Em publicação nas redes sociais, Lula desejou à direitista “pleno êxito” no mandato e afirmou que o Brasil está pronto para construir “uma América do Sul mais próspera, integrada, democrática e soberana”.
Keiko Fujimori obteve 9.223.396 votos, ou 50,135% dos votos válidos, contra 9.173.755 do deputado de esquerda Roberto Sánchez, que somou 49,865%. A votação ocorreu no dia 7 de junho, mas a apuração se estendeu por semanas, expondo um país dividido ao meio.
A contagem foi marcada por tensão extrema: a apuração chegou a pender por apenas 1.026 votos, com os peruanos residentes no Brasil apontados como fator decisivo num resultado que só foi oficializado em julho.
Filha do ex-ditador Alberto Fujimori, Keiko assume o Peru em um momento de grave instabilidade política. Ela substituirá o presidente interino de esquerda José María Balcázar Zelada, que está no cargo há apenas quatro meses — tornando a transição ainda mais turbulenta.

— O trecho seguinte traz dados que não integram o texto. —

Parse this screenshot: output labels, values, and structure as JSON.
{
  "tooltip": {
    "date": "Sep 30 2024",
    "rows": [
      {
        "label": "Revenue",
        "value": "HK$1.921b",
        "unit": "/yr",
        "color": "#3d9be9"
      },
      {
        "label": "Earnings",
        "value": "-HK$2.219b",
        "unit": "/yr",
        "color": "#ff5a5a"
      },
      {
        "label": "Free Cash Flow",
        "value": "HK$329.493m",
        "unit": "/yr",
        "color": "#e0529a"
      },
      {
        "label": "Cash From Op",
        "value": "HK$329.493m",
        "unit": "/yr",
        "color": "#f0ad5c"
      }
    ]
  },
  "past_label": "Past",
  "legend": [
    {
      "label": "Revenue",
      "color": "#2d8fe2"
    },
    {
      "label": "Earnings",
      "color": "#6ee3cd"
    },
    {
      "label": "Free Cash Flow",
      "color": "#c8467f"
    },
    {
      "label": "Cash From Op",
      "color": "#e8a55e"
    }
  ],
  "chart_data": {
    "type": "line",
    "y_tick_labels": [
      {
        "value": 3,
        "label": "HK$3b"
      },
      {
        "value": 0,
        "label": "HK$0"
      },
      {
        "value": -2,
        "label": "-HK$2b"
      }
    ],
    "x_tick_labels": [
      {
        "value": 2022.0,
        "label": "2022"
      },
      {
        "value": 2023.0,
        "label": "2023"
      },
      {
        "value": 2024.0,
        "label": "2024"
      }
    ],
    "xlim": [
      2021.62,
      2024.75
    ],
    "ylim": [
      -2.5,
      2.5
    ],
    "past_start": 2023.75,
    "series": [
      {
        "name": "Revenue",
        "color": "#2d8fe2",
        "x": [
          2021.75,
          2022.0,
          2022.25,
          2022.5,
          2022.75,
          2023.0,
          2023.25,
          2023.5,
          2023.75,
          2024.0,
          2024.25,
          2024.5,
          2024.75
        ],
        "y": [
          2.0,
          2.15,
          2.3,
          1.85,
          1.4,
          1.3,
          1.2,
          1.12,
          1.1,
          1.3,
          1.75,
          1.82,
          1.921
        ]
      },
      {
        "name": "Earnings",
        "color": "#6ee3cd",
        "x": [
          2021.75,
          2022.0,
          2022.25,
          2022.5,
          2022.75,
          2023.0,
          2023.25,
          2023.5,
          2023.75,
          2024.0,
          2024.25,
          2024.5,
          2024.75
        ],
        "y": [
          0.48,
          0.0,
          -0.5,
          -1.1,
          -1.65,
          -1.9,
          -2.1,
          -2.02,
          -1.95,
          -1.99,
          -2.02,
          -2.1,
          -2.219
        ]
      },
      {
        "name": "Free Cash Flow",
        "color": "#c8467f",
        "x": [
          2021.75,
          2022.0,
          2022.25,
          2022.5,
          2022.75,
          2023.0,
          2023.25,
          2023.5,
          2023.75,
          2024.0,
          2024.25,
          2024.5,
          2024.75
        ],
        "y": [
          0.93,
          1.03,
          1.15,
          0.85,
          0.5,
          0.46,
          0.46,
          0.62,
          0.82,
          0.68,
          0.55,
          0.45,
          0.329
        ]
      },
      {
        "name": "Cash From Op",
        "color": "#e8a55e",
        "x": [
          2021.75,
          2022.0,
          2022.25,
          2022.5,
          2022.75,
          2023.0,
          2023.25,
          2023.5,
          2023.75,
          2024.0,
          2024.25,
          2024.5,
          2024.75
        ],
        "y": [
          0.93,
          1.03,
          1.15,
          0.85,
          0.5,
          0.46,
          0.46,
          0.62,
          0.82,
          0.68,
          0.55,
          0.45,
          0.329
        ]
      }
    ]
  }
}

A virada ideológica é abrupta: o país passará de um governo de esquerda para a liderança de uma figura diretamente associada ao legado autoritário do fujimorismo, numa herança política que divide os peruanos.
Brasil se isola no xadrez político da América do Sul
A eleição de Keiko reforça um movimento de direita que vem redesenhando o mapa político do continente. Com a vitória de De la Espriella na Colômbia em junho, o governo Lula tornou-se um dos últimos de esquerda na América do Sul — e a eleição peruana aprofunda esse isolamento ideológico.

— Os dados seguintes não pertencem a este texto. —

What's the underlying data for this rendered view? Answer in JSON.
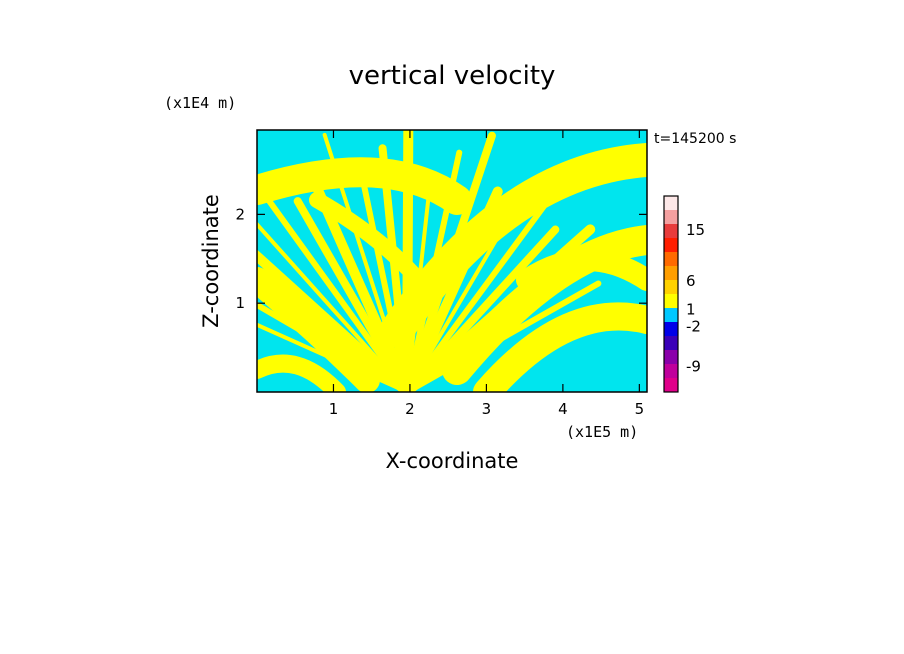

Para Lula, a movimentação diplomática revela uma estratégia de pragmatismo: manter canais abertos com vizinhos ideologicamente opostos em nome da integração regional. O presidente brasileiro falou em construir uma agenda bilateral ambiciosa com Lima, sinalizando que as divergências políticas não devem travar a cooperação.

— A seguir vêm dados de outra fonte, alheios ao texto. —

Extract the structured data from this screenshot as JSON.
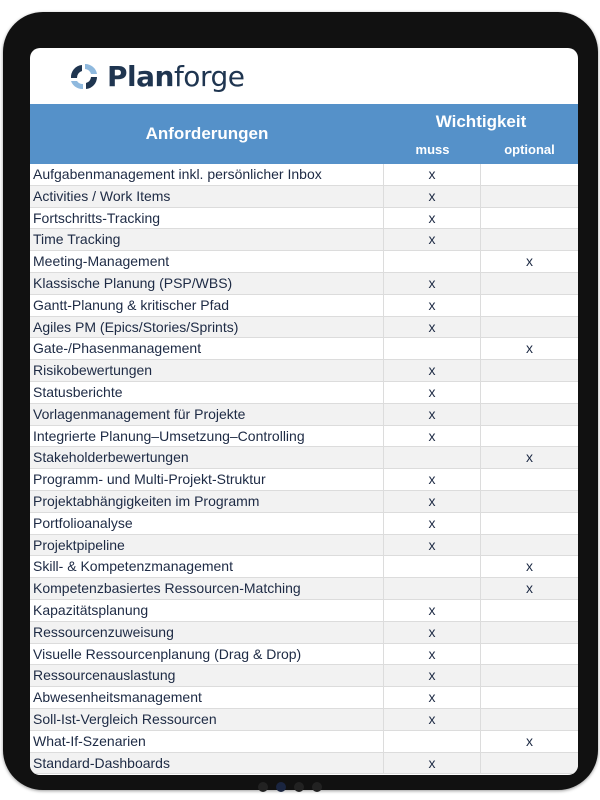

O cenário coloca o Itamaraty diante de um desafio duplo: preservar a influência brasileira no continente sem abrir mão dos valores que orientam a política externa do governo petista.
Em seu pronunciamento, Lula também pediu à nova presidente que leve seu povo a um “projeto comum de desenvolvimento” — linguagem que sinaliza a aposta brasileira em pontes econômicas mesmo onde a sintonia política é quase nula.